The invention relates to a surface plasmon resonance immunosensor for detecting sulfonamides and a working method thereof. The main technical key points adopted by the invention are as follows: an amido-coupled sulfonamide coating antigen (sulfonamide-OVA) is modified onto the surface of a sensing chip, mixed liquid of sulfonamides to be detected and an antibody flows through the surface of a surface plasmon resonance chip, and according to an immunosuppression principle, four sulfonamides (sulfaquinoxaline, sulfachlorpyridazine, sulfamethoxazole and sulfamethoxypyridazine) are analyzed and detected. According to the invention, high specificity of immunoassay and high-sensitivity, real-time and rapid characteristics of surface plasmon resonance are effectively combined, and the detection process is simple and rapid. The established surface plasmon resonance immunosensor has the advantages of high detection accuracy, high sensitivity, reusability, good result repeatability and the like, and can be applied to analysis and detection of the four sulfonamides in milk, egg, chicken, beef, fish and other samples.

Description

A kind of surface plasma body resonant vibration immunization method of detection sulfanilamide
Technical field
The present invention relates to sensing and technical field of immunoassay, especially relate to a kind of surface plasma of detection sulfanilamide Resonance immunization method.
Background technology
Sulfa drugss (Sulfonamides) refer to the class chemotherapeutic agent with P-aminobenzene-sulfonamide structure General name, can be by disturbing the folic acid metabolism of sensitive organism, and the growth to Gram-positive and negative bacterium, breeding are produced and substantially pressed down Make and use, with broad-spectrum antiseptic feature.Sulfa drugss substantially tasteless, generally white or slightly yellow crystalline powder, property is steady Fixed, it is easy to long-term preservation.Sulfa drugss due to its antibacterial stability and broad spectrum activity, can preserve for a long time, cheap the features such as wide General clinical with fields such as livestock and poultry cultivations for physianthropy.Meanwhile, sulfa drugss there is also a lot of side effect, such as internal metabolism Time length, the bacterial drug resistance that causes, it is possible to accumulate in vivo, draws harm immune system and urinary system etc., and may be with Prototype or active metabolite form are discharged in environment and cause environmental pollution.Up to the present, countries in the world or tissue all pins MRL to sulfa drugss in food has made clear and definite regulation, the detection of sulfa drug residue in food Method be also concentrated mainly on Instrumental Analysis (liquid chromatograph, LC-MS etc.) and immunological method (enzyme linked immunological, electrochemiluminescent immunoassay, Colloidal gold immunochromatographimethod etc.), these methods often have that testing cost is high, the detection poor or complex operation of automaticity, easy The shortcomings of cross-contamination causes false positive.

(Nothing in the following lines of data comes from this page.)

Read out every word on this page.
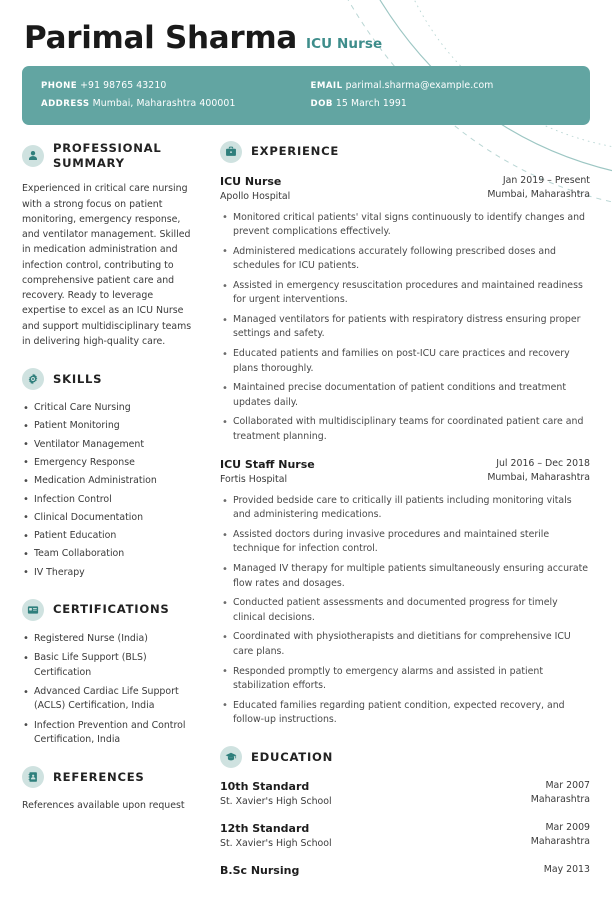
Parimal Sharma ICU Nurse
PHONE +91 98765 43210
ADDRESS Mumbai, Maharashtra 400001
EMAIL parimal.sharma@example.com
DOB 15 March 1991
PROFESSIONAL SUMMARY
Experienced in critical care nursing with a strong focus on patient monitoring, emergency response, and ventilator management. Skilled in medication administration and infection control, contributing to comprehensive patient care and recovery. Ready to leverage expertise to excel as an ICU Nurse and support multidisciplinary teams in delivering high-quality care.
SKILLS
• Critical Care Nursing
• Patient Monitoring
• Ventilator Management
• Emergency Response
• Medication Administration
• Infection Control
• Clinical Documentation
• Patient Education
• Team Collaboration
• IV Therapy
CERTIFICATIONS
• Registered Nurse (India)
• Basic Life Support (BLS) Certification
• Advanced Cardiac Life Support (ACLS) Certification, India
• Infection Prevention and Control Certification, India
REFERENCES
References available upon request
EXPERIENCE
ICU Nurse
Apollo Hospital
Jan 2019 – Present
Mumbai, Maharashtra
• Monitored critical patients' vital signs continuously to identify changes and prevent complications effectively.
• Administered medications accurately following prescribed doses and schedules for ICU patients.
• Assisted in emergency resuscitation procedures and maintained readiness for urgent interventions.
• Managed ventilators for patients with respiratory distress ensuring proper settings and safety.
• Educated patients and families on post-ICU care practices and recovery plans thoroughly.
• Maintained precise documentation of patient conditions and treatment updates daily.
• Collaborated with multidisciplinary teams for coordinated patient care and treatment planning.
ICU Staff Nurse
Fortis Hospital
Jul 2016 – Dec 2018
Mumbai, Maharashtra
• Provided bedside care to critically ill patients including monitoring vitals and administering medications.
• Assisted doctors during invasive procedures and maintained sterile technique for infection control.
• Managed IV therapy for multiple patients simultaneously ensuring accurate flow rates and dosages.
• Conducted patient assessments and documented progress for timely clinical decisions.
• Coordinated with physiotherapists and dietitians for comprehensive ICU care plans.
• Responded promptly to emergency alarms and assisted in patient stabilization efforts.
• Educated families regarding patient condition, expected recovery, and follow-up instructions.
EDUCATION
10th Standard
St. Xavier's High School
Mar 2007
Maharashtra
12th Standard
St. Xavier's High School
Mar 2009
Maharashtra
B.Sc Nursing	May 2013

Surface plasma resonance technology (Surface Plasmon Resonance, SPR) is use developed in recent years In analysis bio-molecular interaction a new technique, can determine in real time the interphase interaction of molecule affinity parameters, Kinetic parameter and thermodynamic parameter.At present, SPR technique is widely used in studying protein-protein, nucleic acid-protein In the trace detection of matter, nucleic acid-nucleic acid and some micromolecular compounds.The key character of SPR technique be without the need for labelling and reality When dynamic analysis, have unrivaled advantage in food safety field of fast detection.Pass in conjunction with the SPR immunity of immuno analytical method Sensor combines SPR technique and immunoassay detects accurate, high-sensitive advantage, causes a large amount of food safety research worker Extensive concern.Both combinations, divide to nuisance in the food of new accurate, highly sensitive, the repeatable, high degree of automation of exploitation Analysis new detecting method provides new direction.
Content of the invention
In view of this, the invention is directed to a kind of easy to operate, accuracy and sensitivity is high, reusable Sulfanilamide surface plasma body resonant vibration immunization method, for the survey of sulfa drugss in Carnis Gallus domesticus, egg, beef, milk, the flesh of fish Fixed.

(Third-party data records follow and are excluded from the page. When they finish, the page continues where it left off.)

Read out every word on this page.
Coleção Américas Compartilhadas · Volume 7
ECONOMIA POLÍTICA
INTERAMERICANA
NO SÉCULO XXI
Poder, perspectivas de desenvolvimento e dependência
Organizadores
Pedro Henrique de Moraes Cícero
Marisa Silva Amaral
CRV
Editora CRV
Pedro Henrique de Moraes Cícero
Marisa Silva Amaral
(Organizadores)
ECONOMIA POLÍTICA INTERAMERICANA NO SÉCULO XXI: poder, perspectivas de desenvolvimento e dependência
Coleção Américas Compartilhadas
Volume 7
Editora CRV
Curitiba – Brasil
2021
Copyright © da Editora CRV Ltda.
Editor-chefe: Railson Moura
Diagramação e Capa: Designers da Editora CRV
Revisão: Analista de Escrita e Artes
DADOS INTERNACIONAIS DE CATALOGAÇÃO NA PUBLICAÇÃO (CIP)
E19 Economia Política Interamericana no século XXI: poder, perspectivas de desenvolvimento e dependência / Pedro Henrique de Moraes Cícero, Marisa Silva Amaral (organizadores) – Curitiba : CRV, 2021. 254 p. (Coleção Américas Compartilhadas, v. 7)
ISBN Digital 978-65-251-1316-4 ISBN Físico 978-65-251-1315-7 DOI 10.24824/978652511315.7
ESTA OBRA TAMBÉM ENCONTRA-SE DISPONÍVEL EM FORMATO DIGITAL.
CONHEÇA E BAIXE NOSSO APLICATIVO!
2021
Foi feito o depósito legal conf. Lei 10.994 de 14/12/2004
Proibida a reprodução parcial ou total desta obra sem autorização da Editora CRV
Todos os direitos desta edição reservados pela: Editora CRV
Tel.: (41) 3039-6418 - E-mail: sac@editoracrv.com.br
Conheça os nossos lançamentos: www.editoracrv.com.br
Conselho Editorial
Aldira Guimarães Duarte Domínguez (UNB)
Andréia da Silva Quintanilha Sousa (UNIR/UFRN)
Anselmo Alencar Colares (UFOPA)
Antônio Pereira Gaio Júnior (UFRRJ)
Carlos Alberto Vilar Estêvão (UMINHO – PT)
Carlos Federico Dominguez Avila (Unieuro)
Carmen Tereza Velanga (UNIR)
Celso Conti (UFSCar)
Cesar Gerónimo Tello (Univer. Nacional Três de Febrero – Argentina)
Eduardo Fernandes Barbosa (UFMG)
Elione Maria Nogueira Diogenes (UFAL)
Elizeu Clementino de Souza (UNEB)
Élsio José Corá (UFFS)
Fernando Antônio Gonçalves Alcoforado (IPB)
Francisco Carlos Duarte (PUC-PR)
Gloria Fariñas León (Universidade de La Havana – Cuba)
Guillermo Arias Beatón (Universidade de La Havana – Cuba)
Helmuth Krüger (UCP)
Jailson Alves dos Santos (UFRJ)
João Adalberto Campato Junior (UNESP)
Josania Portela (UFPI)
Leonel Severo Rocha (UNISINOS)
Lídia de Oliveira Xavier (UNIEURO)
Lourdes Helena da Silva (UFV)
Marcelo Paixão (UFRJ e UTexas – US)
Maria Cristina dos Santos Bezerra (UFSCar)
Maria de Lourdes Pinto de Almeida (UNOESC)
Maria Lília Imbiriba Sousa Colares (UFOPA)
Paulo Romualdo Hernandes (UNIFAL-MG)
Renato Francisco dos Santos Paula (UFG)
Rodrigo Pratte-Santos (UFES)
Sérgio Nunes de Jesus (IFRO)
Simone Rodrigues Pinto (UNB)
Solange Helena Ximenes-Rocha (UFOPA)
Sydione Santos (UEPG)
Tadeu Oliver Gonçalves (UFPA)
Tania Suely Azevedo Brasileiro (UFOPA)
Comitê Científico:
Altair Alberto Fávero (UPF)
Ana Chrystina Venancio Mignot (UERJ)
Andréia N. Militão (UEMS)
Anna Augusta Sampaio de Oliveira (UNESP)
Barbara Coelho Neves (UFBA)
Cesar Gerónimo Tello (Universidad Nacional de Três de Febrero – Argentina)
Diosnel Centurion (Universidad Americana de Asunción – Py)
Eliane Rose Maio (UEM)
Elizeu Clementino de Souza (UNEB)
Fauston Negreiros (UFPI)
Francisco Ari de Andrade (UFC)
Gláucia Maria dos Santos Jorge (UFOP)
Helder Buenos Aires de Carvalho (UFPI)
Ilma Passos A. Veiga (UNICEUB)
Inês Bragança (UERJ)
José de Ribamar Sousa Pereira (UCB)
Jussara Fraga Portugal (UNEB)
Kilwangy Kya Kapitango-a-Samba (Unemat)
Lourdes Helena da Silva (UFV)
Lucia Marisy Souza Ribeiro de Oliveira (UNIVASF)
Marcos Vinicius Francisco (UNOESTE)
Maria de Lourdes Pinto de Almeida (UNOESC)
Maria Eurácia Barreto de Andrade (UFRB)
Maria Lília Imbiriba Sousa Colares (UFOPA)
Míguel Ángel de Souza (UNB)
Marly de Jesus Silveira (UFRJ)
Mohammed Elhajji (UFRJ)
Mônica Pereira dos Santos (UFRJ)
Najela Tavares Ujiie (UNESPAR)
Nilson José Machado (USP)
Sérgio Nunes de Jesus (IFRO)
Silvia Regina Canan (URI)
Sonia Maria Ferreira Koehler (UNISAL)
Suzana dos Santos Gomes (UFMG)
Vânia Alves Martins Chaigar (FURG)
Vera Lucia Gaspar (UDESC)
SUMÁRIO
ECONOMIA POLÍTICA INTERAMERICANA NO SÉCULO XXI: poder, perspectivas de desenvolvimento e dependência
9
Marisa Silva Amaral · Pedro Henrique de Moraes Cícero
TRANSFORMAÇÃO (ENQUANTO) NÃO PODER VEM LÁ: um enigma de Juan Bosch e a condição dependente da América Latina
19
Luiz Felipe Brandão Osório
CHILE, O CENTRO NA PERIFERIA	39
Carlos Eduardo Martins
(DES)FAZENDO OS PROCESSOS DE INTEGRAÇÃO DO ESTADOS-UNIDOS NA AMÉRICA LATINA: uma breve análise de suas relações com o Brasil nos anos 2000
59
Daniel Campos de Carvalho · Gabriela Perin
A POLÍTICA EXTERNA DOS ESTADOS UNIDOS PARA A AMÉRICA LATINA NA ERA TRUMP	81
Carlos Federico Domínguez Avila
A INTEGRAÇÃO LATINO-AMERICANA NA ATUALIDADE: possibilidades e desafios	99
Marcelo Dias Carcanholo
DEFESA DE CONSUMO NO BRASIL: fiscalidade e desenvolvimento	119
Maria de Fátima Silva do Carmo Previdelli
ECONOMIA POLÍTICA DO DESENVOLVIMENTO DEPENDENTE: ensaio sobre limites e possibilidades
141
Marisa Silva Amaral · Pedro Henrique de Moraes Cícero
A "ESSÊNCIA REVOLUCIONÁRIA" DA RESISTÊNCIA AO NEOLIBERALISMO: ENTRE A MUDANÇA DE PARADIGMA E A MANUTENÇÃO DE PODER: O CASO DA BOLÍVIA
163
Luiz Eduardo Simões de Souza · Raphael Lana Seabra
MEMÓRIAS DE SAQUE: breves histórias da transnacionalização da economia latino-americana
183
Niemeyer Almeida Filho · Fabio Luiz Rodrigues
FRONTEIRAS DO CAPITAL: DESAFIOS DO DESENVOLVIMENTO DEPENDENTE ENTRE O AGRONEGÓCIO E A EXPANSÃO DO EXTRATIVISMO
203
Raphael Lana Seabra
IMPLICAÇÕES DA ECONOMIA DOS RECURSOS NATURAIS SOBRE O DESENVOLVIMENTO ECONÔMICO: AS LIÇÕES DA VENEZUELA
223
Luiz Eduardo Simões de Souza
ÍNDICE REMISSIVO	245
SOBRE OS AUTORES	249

For reaching above-mentioned purpose, the technical scheme of the invention is realized in:
A kind of surface plasma body resonant vibration immunization method of detection sulfanilamide, its method and step is:
(1) chip is coated modification:Fixing plasmon resonance chip is placed in flow cell, is passed through EDC and NHS mixed liquor Chip activation is carried out, is rinsed with 0.5%PBS, standby;Sulfanilamide-OVA solution is passed through, is rinsed with 0.5%PBS solution;It is passed through ethanol Amine aqueous solution is closed, and 0.5%PBS solution is rinsed to baseline stability;
(2) determine:By sulphaquinoxaline, cistosulfa, sulfamethoxazole and sulfamethoxypyridazine analyte solution respectively Mix with antibody, being passed through in flow cell carries out immune association reaction, grapher response value;
(3) regenerate:The antibody for being combined with hydrochloric acid eluting plasmon resonance chip surface, realizes chip regeneration, uses 0.5% PBS is rinsed to baseline stability, is determined next time.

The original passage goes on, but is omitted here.